The mechanisms of the effects, not arising from the cMyBP-C/cTnI system, of a range of mutations giving HCM and DCM are not clear. However when studying the response to calcium with an array of mutant sarcomeric proteins one may rationalise the effect of a mutation from the accepted function and interactions of the particular protein. Generally stronger interaction, more stress in filaments, more LIM release giving HCM and the reverse for DCM. Examples include floppy binding of MLC to the myosin giving DCM with retained ATPase function. Tropomyosin (α-TM) is involved in the interaction of the MLC with the actin filament, the crossbridge. All the HCM mutants of α-TM show a hindered dissociation of the crossbridge, slowed relaxation, resulting in transfer of chronic tension to the titin. Other α-TM mutants show reduced tension, at both or either [Ca2+]D and [Ca2+]sys resulting in DCM. TnT is directly involved with the stress transfer to the thin filament titin and hence mutations result in either HCM or DCM. Only one actin mutant is quoted giving weaker thin filament stress. Clues to the effect of mutations may be found in structural studies such as given by Lu, Wu and Morimoto,  and a review by de A. Marques M and de Oliveira .

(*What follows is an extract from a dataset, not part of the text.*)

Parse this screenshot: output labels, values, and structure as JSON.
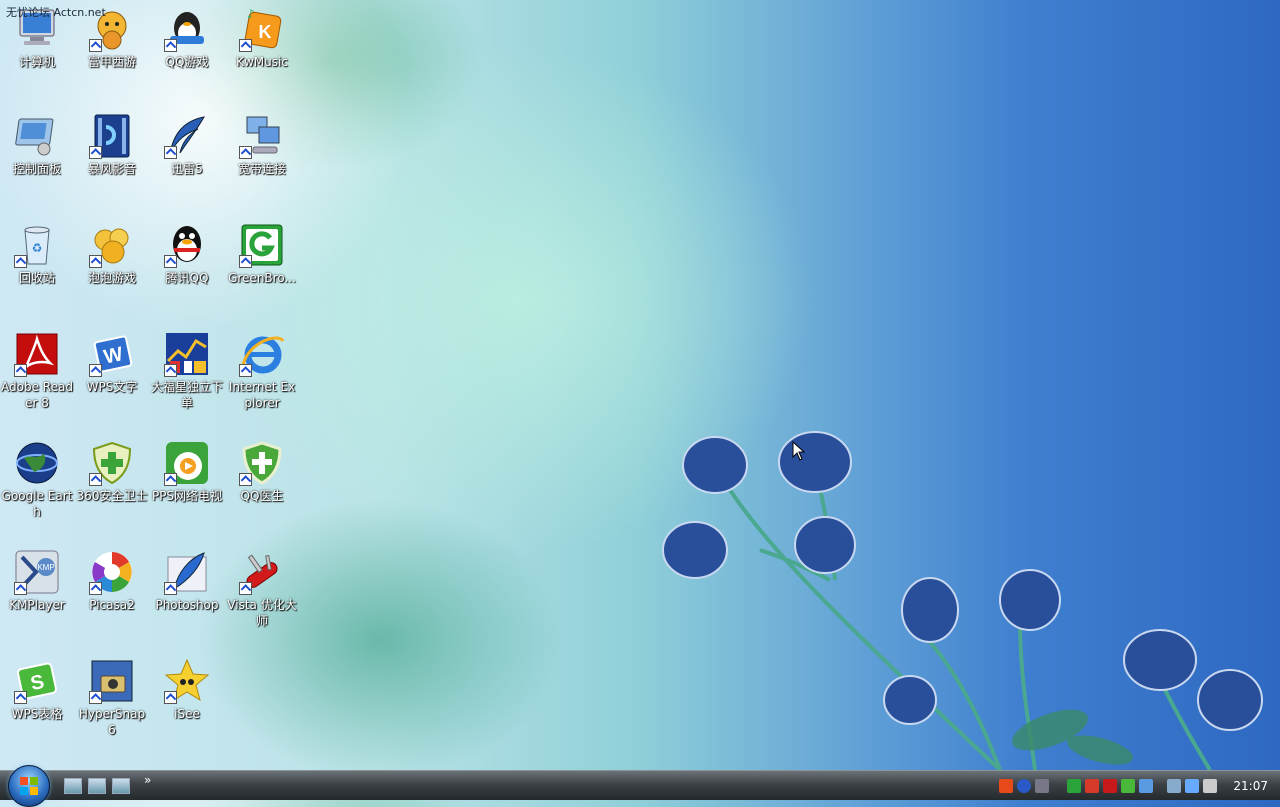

I stress that all my conclusions regarding Ca2+ and Mg2+ in the myofibril are based entirely on the well respected measurement made on the intact system by Holroyde, Robertson, Johnson, Solaro and Potter, Morimoto and Ohtsuki , Donaldson, best and Kerrick , and myself et al. [2,4] and others in these references. To emphasise the need to only consider the intact system with all the many interactions of its constituents, I quote a more recent source Harris, Rostkova, Gautel and Moss14 who clearly demonstrate that the binding of cMyBP-C to the system has a major effect on the Ca2+ affinity of the cTnC, This is especially shown by the effect of adding the actin-myosin binding fragment of cMyBP-C (C1mC2) to the cMyBP-C knockout myofibrils.
A paper has just appeared that confuses the issue, but it can be ignored as all the measurements were performed on the Naked protein cTnC and a fragment of it, Rayani K, Seffernick JT, Li YA, Davis JP, Spuches AM, Van Petegem F, Solaro RJ, Lindert S, and Tibbits GF. Binding of Calcium and Magnesium to Cardiac Troponin C. doi: https://doi.org/10.1101/2020.06.14.150854. This article is a preprint and has not been certified by peer review.
There are no ethical considerations in this presentation and all quoted data is in the public domain and authors cited in each case.